I’m finally home and well-rested after my week in Guatemala with the Rainforest Alliance. Before I left on my trip, I went to see a travel health physician. He told me what shots were recommended for my trip. He also asked to see my exact itinerary, and based on that, he was able to tell me what specific health dangers were connected to specific areas of the country. It was very helpful.


Additionally, he gave me advice about eating and drinking the water. He sufficiently raised my fear of TD (traveler’s diarrhea) to make sure I didn’t drink the water, drink anything that had ice in it, or eat any produce that had been rinsed in water. While I was there, I drank only bottled water that I knew had been sealed properly.


When I was checking my emails upon return, I found one from NSF International with tips on safe eating while traveling. NSF is a nonprofit organization that writes food health and safety standards and certifies products and practices against those standards. Based on my recent experience, I thought it would be appropriate to share these tips with you.


Safer eating while traveling

Whether you're at home or on the road, it's important to take care of your health. Since traveling can bring you into contact with many things that your body isn't used to, it's easier to get sick. In fact, more than 10 million overseas travelers fall ill with diarrhea and other sicknesses each year from drinking water and food according to the U.S. Centers for Disease Control and Prevention (CDC).

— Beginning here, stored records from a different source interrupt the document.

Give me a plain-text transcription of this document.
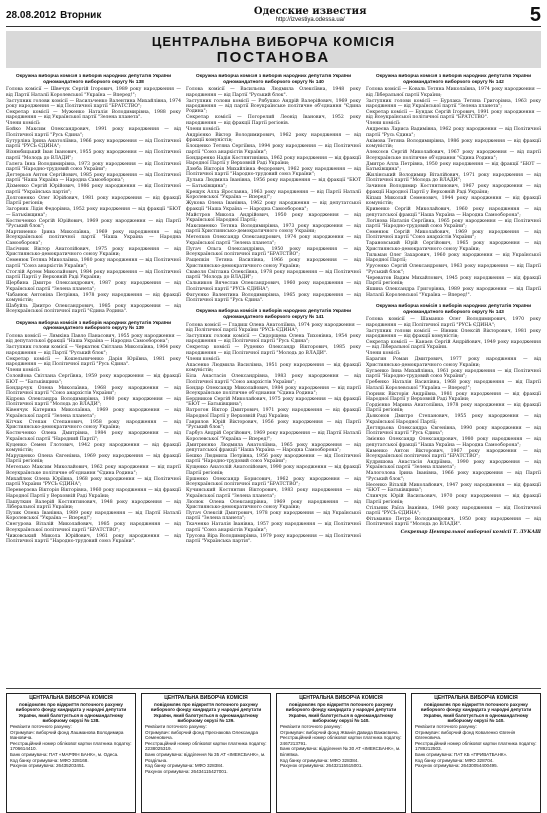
28.08.2012 Вторник	Одесские известия
http://izvestiya.odessa.ua/	5
ЦЕНТРАЛЬНА ВИБОРЧА КОМІСІЯ
ПОСТАНОВА
Окружна виборча комісія з виборів народних депутатів України одномандатного виборчого округу № 138

Голова комісії — Швечук Сергій Ігорович, 1989 року народження — від Партії Наталії Королевської "Україна — Вперед!";

Заступник голови комісії — Васильченко Валентина Михайлівна, 1974 року народження — від Політичної партії "БРАТСТВО";

Секретар комісії — Муженко Наталія Володимирівна, 1988 року народження — від Української партії "Зелена планета".

Члени комісії:

Бойко Максим Олександрович, 1991 року народження — від Політичної партії "Русь Єдина";

Бутурліна Ірина Анатоліївна, 1966 року народження — від Політичної партії "РУСЬ ЄДИНА";

Візнюбицький Іван Іванович, 1955 року народження — від Політичної партії "Молодь до ВЛАДИ";

Галега Інна Володимирівна, 1973 року народження — від Політичної партії "Народно-трудовий союз України";

Дегтерьов Антон Сергійович, 1985 року народження — від Політичної партії "Наша Україна — Народна Самооборона";

Діхменко Сергій Юрійович, 1986 року народження — від Політичної партії "Українська партія";

Долгоненко Олег Юрійович, 1981 року народження — від фракції Партії регіонів;

Загорняк Лідія Федорівна, 1952 року народження — від фракції "БЮТ — Батьківщина";

Костюченко Сергій Юрійович, 1969 року народження — від Партії "Руський блок";

Мартиненко Ірина Миколаївна, 1969 року народження — від Всеукраїнської політичної партії "Наша Україна — Народна Самооборона";

Пасічник Віктор Анатолійович, 1975 року народження — від Християнсько-демократичного союзу України;

Семенюк Тетяна Миколаївна, 1980 року народження — від Політичної партії "Союз анархістів України";

Стоглій Артем Миколайович, 1984 року народження — від Політичної партії Партії у Верховній Раді України;

Щербина Дмитро Олександрович, 1987 року народження — від Української партії "Зелена планета";

Чабанюк Антоніна Петрівна, 1978 року народження — від фракції комуністів;

Шабуйль Дмитро Олександрович, 1985 року народження — від Всеукраїнської політичної партії "Єдина Родина".

Окружна виборча комісія з виборів народних депутатів України одномандатного виборчого округу № 139

Голова комісії — Лямкіна Павло Панасович, 1955 року народження — від депутатської фракції "Наша Україна — Народна Самооборона";

Заступник голови комісії — Черкатюк Світлана Миколаївна, 1964 року народження — від Партії "Руський блок";

Секретар комісії — Кошельниченко Дарія Юріївна, 1981 року народження — від Політичної партії "Русь Єдина".

Члени комісії:

Соловйова Світлана Сергіївна, 1959 року народження — від фракції БЮТ — "Батьківщина";

Бондарчук Олена Миколаївна, 1968 року народження — від Політичної партії "Союз анархістів України";

Кідрова Олександра Володимирівна, 1980 року народження — від Політичної партії "Молодь до ВЛАДИ";

Ківенчук Катерина Миколаївна, 1969 року народження — від Української партії "Зелена планета";

Кітчак Степан Степанович, 1958 року народження — від Християнсько-демократичного союзу України;

Костюченко Олена Дмитрівна, 1984 року народження — від Української партії "Народний Партії";

Куценко Семен Глотович, 1942 року народження — від фракції комуністів;

Марущенко Олена Євгенівна, 1969 року народження — від фракції Партії регіонів;

Метелько Максим Миколайович, 1962 року народження — від партії Всеукраїнське політичне об'єднання "Єдина Родина";

Михайлюк Олена Юріївна, 1968 року народження — від Політичної партії України "РУСЬ ЄДИНА";

Переверзєва Вікторія Вікторівна, 1960 року народження — від фракції Народної Партії у Верховній Раді України;

Пашуткин Валерій Костянтинович, 1948 року народження — від Ліберальної партії України;

Пузик Олена Іванівна, 1989 року народження — від Партії Наталії Королевської "Україна — Вперед!";

Снегурова Віталій Миколайович, 1985 року народження — від Всеукраїнської політичної партії "БРАТСТВО";

Чижовський Микола Юрійович, 1961 року народження — від Політичної партії "Народно-трудовий союз України".

Окружна виборча комісія з виборів народних депутатів України одномандатного виборчого округу № 140

Голова комісії — Васильєва Людмила Олексіївна, 1948 року народження — від Партії "Руський блок".

Заступник голови комісії — Рябушко Андрій Валерійович, 1969 року народження — від партії Всеукраїнське політичне об'єднання "Єдина Родина";

Секретар комісії — Погорелий Леонід Іванович, 1952 року народження — від фракції Партії регіонів.

Члени комісії:

Андрієнко Віктор Володимирович, 1962 року народження — від фракції комуністів;

Блощенко Тетяна Сергіївна, 1994 року народження — від Політичної партії "Союз анархістів України";

Бондаренко Надія Костянтинівна, 1962 року народження — від фракції Народної Партії у Верховній Раді України;

Дзюба Вікторія Михайлівна Федорович, 1962 року народження — від Політичної партії "Народно-трудовий союз України";

Дулька Людмила Іванівна, 1956 року народження — від фракції "БЮТ — Батьківщина";

Крещук Алла Ярославна, 1963 року народження — від Партії Наталії Королевської "Україна — Вперед!";

Жукова Олена Іванівна, 1962 року народження — від депутатської фракції "Наша Україна — Народна Самооборона";

Майстров Микола Андрійович, 1950 року народження — від Української Народної Партії;

Максименко Тетяна Володимирівна, 1973 року народження — від партії Християнсько-демократичного союзу України;

Метелков Олександр Олександрович, 1974 року народження — від Української партії "Зелена планета";

Пугач Ольга Олександрівна, 1950 року народження — від Всеукраїнської політичної партії "БРАТСТВО";

Ращепкін Тетяна Василівна, 1966 року народження — від Християнсько-демократичного союзу України;

Сваволя Світлана Олексіївна, 1978 року народження — від Політичної партії "Молодь до ВЛАДИ";

Сальников Вячеслав Олександрович, 1960 року народження — від Політичної партії "РУСЬ ЄДИНА";

Фатуєнко Валентина Володимирівна, 1965 року народження — від Політичної партії "Русь Єдина".

Окружна виборча комісія з виборів народних депутатів України одномандатного виборчого округу № 141

Голова комісії — Гладиш Олена Анатоліївна, 1974 року народження — від Політичної партії України "РУСЬ ЄДИНА";

Заступник голови комісії — Сидорщева Олена Тихонівна, 1954 року народження — від Політичної партії "Русь Єдина";

Секретар комісії — Руденко Олександр Вікторович, 1985 року народження — від Політичної партії "Молодь до ВЛАДИ".

Члени комісії:

Апасенко Людмила Василівна, 1951 року народження — від фракції комуністів;

Біла Анастасія Олександрівна, 1983 року народження — від Політичної партії "Союз анархістів України";

Бондар Олександр Миколайович, 1984 року народження — від партії Всеукраїнське політичне об'єднання "Єдина Родина";

Бердников Сергій Миколайович, 1975 року народження — від фракції "БЮТ — Батьківщина";

Ватрогон Віктор Дмитрович, 1971 року народження — від фракції Народної Партії у Верховній Раді України;

Гаврилов Юрій Вікторович, 1956 року народження — від Партії "Руський блок";

Гарбуз Андрій Сергійович, 1969 року народження — від Партії Наталії Королевської "Україна — Вперед!";

Дмитриєнко Людмила Анатоліївна, 1965 року народження — від депутатської фракції "Наша Україна — Народна Самооборона";

Бешко Людмила Петрівна, 1956 року народження — від Політичної партії "Народно-трудовий союз України";

Кущенко Анатолій Анатолійович, 1990 року народження — від фракції Партії регіонів;

Ершенко Олександр Борисович, 1962 року народження — від Всеукраїнської політичної партії "БРАТСТВО";

Кучинський Костянтин Вікторович, 1983 року народження — від Української партії "Зелена планета";

Люлюк Олена Олександрівна, 1969 року народження — від Християнсько-демократичного союзу України;

Пугач Олексій Дмитрович, 1978 року народження — від Української партії "Зелена планета";

Ткаченко Наталія Іванівна, 1957 року народження — від Політичної партії "Союз анархістів України";

Трусова Віра Володимирівна, 1979 року народження — від Політичної партії "Українська партія".

Окружна виборча комісія з виборів народних депутатів України одномандатного виборчого округу № 142

Голова комісії — Коваль Тетяна Миколаївна, 1974 року народження — від Ліберальної партії України;

Заступник голови комісії — Бурлака Тетяна Григорівна, 1963 року народження — від Української партії "Зелена планета";

Секретар комісії — Бундак Сергій Ігорович, 1991 року народження — від Всеукраїнської політичної партії "БРАТСТВО".

Члени комісії:

Андреєва Лариса Вадимівна, 1962 року народження — від Політичної партії "Русь Єдина";

Акімова Тетяна Володимирівна, 1986 року народження — від фракції комуністів;

Алексєєв Сергій Миколайович, 1967 року народження — від партії Всеукраїнське політичне об'єднання "Єдина Родина";

Дмитро Алла Петрівна, 1950 року народження — від фракції "БЮТ — Батьківщина";

Жилінський Володимир Віталійович, 1971 року народження — від Політичної партії "Молодь до ВЛАДИ";

Зачинов Володимир Костянтинович, 1967 року народження — від фракції Народної Партії у Верховній Раді України;

Кіпаш Миколай Семенович, 1944 року народження — від фракції комуністів;

Кривенко Сергій Миколайович, 1960 року народження — від депутатської фракції "Наша Україна — Народна Самооборона";

Логінова Наталія Сергіївна, 1965 року народження — від Політичної партії "Народно-трудовий союз України";

Семенюк Сергій Миколайович, 1969 року народження — від Політичної партії "Союз анархістів України";

Тарановський Юрій Сергійович, 1965 року народження — від Християнсько-демократичного союзу України;

Тильман Олег Захарович, 1960 року народження — від Української Народної Партії;

Урусенко Сергій Олександрович, 1963 року народження — від Партії "Руський блок";

Череватов Вадим Михайлович, 1945 року народження — від фракції Партії регіонів;

Яшина Олександра Григорівна, 1989 року народження — від Партії Наталії Королевської "Україна — Вперед!".

Окружна виборча комісія з виборів народних депутатів України одномандатного виборчого округу № 143

Голова комісії — Шаманко Олег Володимирович, 1970 року народження — від Політичної партії "РУСЬ ЄДИНА";

Заступник голови комісії — Вінник Олексій Вікторович, 1981 року народження — від фракції комуністів;

Секретар комісії — Канаєв Сергій Андрійович, 1949 року народження — від Ліберальної партії України.

Члени комісії:

Барагин Роман Дмитрович, 1977 року народження — від Християнсько-демократичного союзу України;

Бугаенко Інна Михайлівна, 1961 року народження — від Політичної партії "Народно-трудовий союз України";

Гребенко Наталія Василівна, 1968 року народження — від Партії Наталії Королевської "Україна — Вперед!";

Гюрняк Вікторія Андріївна, 1981 року народження — від фракції Народної Партії у Верховній Раді України;

Гордієнко Марина Анатоліївна, 1978 року народження — від фракції Партії регіонів;

Дьяконов Дмитро Степанович, 1955 року народження — від Української Народної Партії;

Дегтярьова Олександра Євгенівна, 1990 року народження — від Політичної партії "Русь Єдина";

Змієнко Олександр Олександрович, 1980 року народження — від депутатської фракції "Наша Україна — Народна Самооборона";

Кименко Антон Вікторович, 1967 року народження — від Всеукраїнської політичної партії "БРАТСТВО";

Кудряшова Анастасія Андріївна, 1990 року народження — від Української партії "Зелена планета";

Малоголова Ірина Іванівна, 1966 року народження — від Партії "Руський блок";

Несенко Віталій Миколайович, 1947 року народження — від фракції "БЮТ — Батьківщина";

Слинчук Юрій Васильович, 1970 року народження — від фракції Партії регіонів;

Стільник Раїса Іванівна, 1948 року народження — від Політичної партії "РУСЬ ЄДИНА";

Фітьманко Петро Володимирович, 1950 року народження — від Політичної партії "Молодь до ВЛАДИ".

Секретар Центральної виборчої комісії Т. ЛУКАШ
ЦЕНТРАЛЬНА ВИБОРЧА КОМІСІЯ
повідомляє про відкриття поточного рахунку виборчого фонду кандидата у народні депутати України, який балотується в одномандатному виборчому окрузі № 138.
Реквізити поточного рахунку:
Отримувач: виборчий фонд Лашманова Володимира Івановича.
Реєстраційний номер облікової картки платника податку: 1706614410.
Банк отримувача: ПАТ «МАРФІН БАНК», м. Одеса.
Код банку отримувача: МФО 328168.
Рахунок отримувача: 26435203451.
ЦЕНТРАЛЬНА ВИБОРЧА КОМІСІЯ
повідомляє про відкриття поточного рахунку виборчого фонду кандидата у народні депутати України, який балотується в одномандатному виборчому окрузі № 139.
Реквізити поточного рахунку:
Отримувач: виборчий фонд Преснакова Олександра Семеновича.
Реєстраційний номер облікової картки платника податку: 2238025319.
Банк отримувача: відділення № 35 АТ «ІМЕКСБАНК», м. Роздільна.
Код банку отримувача: МФО 328384.
Рахунок отримувача: 26434115427001.
ЦЕНТРАЛЬНА ВИБОРЧА КОМІСІЯ
повідомляє про відкриття поточного рахунку виборчого фонду кандидата у народні депутати України, який балотується в одномандатному виборчому окрузі № 140.
Реквізити поточного рахунку:
Отримувач: виборчий фонд Жванія Давида Важаєвича.
Реєстраційний номер облікової картки платника податку: 2467213791.
Банк отримувача: відділення № 30 АТ «ІМЕКСБАНК», м. Біляївка.
Код банку отримувача: МФО 328384.
Рахунок отримувача: 26432115515001.
ЦЕНТРАЛЬНА ВИБОРЧА КОМІСІЯ
повідомляє про відкриття поточного рахунку виборчого фонду кандидата у народні депутати України, який балотується в одномандатному виборчому окрузі № 140.
Реквізити поточного рахунку:
Отримувач: виборчий фонд Коваленко Євгенія Євгеновича.
Реєстраційний номер облікової картки платника податку: 1789212503.
Банк отримувача: ПАТ КБ «ПРИВАТБАНК».
Код банку отримувача: МФО 328704.
Рахунок отримувача: 26430054400495.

To help protect you from food poisoning when traveling this summer, practice the following safe-food handling and eating tips:


  1. Be aware of who is handling the food. Avoid establishments where the food handlers don’t practice good hygiene such as tying back their hair, wearing protective gloves and having clean hands and fingernails. If you see food servers touching their face, smoking, chewing gum, or sneezing or coughing near food, avoid purchasing food from that vendor.
  2. Look for crowds. When surveying the street food scene in any location, look for crowds — locals get sick, too, and won’t return to stalls suspected of serving unsafe food, so if there’s a crowd, it’s usually a safer choice to make.
  3. Be selective when choosing foods. Since raw food is subject to contamination, travelers should try to avoid salads, uncooked vegetables and unpasteurized juices and milk products. Dry foods such as cakes, cookies, and bread are safer options.
  4. Spice things up. Become familiar with spices, such as chilies and turmeric, that is known to have anti-bacterial properties and seek out dishes that include them. Acidic fruits, such as citrus fruits and pineapple, are also safer bets when traveling.
  5. Boil tap water before consuming. If you need to use tap water from an unknown source, be sure to boil it for several minutes first at a good rolling boil. Also, avoid consuming beverages that may be mixed with the local tap water supply, such as juices or sodas from sources such as fountain machines or beverages containing ice, since freezing does not kill most microorganisms. Beverages made with boiled water and served steaming hot (such as tea and coffee) are generally safe to drink
  6. Not all bottled water is safe. Bottled water products in other countries can be impure or even counterfeit (i.e., refilled from a local tap source), so always check the seal to ensure it is intact.
  7. Avoid over-handled foods. Avoid foods that require a lot of handling before serving or that contain raw or undercooked meat or seafood. In most cases, foods that are boiled should be safe to consume.
  8. Wash vegetables and fruit prior to eating. If you purchase fresh produce from a roadside stand be sure to wash and peel them before eating. Bacteria can be present on their exterior and even when sliced can be carried into the edible section. If you’re traveling in an area with unsafe water, be sure to wash the produce with bottled or filtered water.
  9. Eat hot foods hot, and cold foods cold. If the dish you ordered is supposed to be served hot, make sure it is hot when it is served to you. The same is true for any foods that are intended to be served cold. Otherwise, it may not be safe to eat.
  10. Remember the one-hour rule. Don’t consume any perishable foods that have been sitting out beyond one hour when the temperature is higher than 90° degrees F. 
  11. Wash hands before eating or handling food. Wash your hands with soap and water for at least 20 seconds before eating or handling food. If fresh water is scarce, use antibacterial hand gels or wipes to help keep your hands clean, especially after using a restroom and before eating.
  12. Sanitize "high touch" areas. Germs linger longer on nonporous materials like plastic. When traveling via plane, train or bus, wipe down common surface areas such as tray tables, seat armrests, lavatory door handles with an alcohol-based wipe or gel before you use them. If you’re staying at a hotel, do the same for the TV remote controls, bathroom door handles and telephone.

Do you have any additional tips for eating and drinking safely when you’re unsure of the safety of what you’re consuming?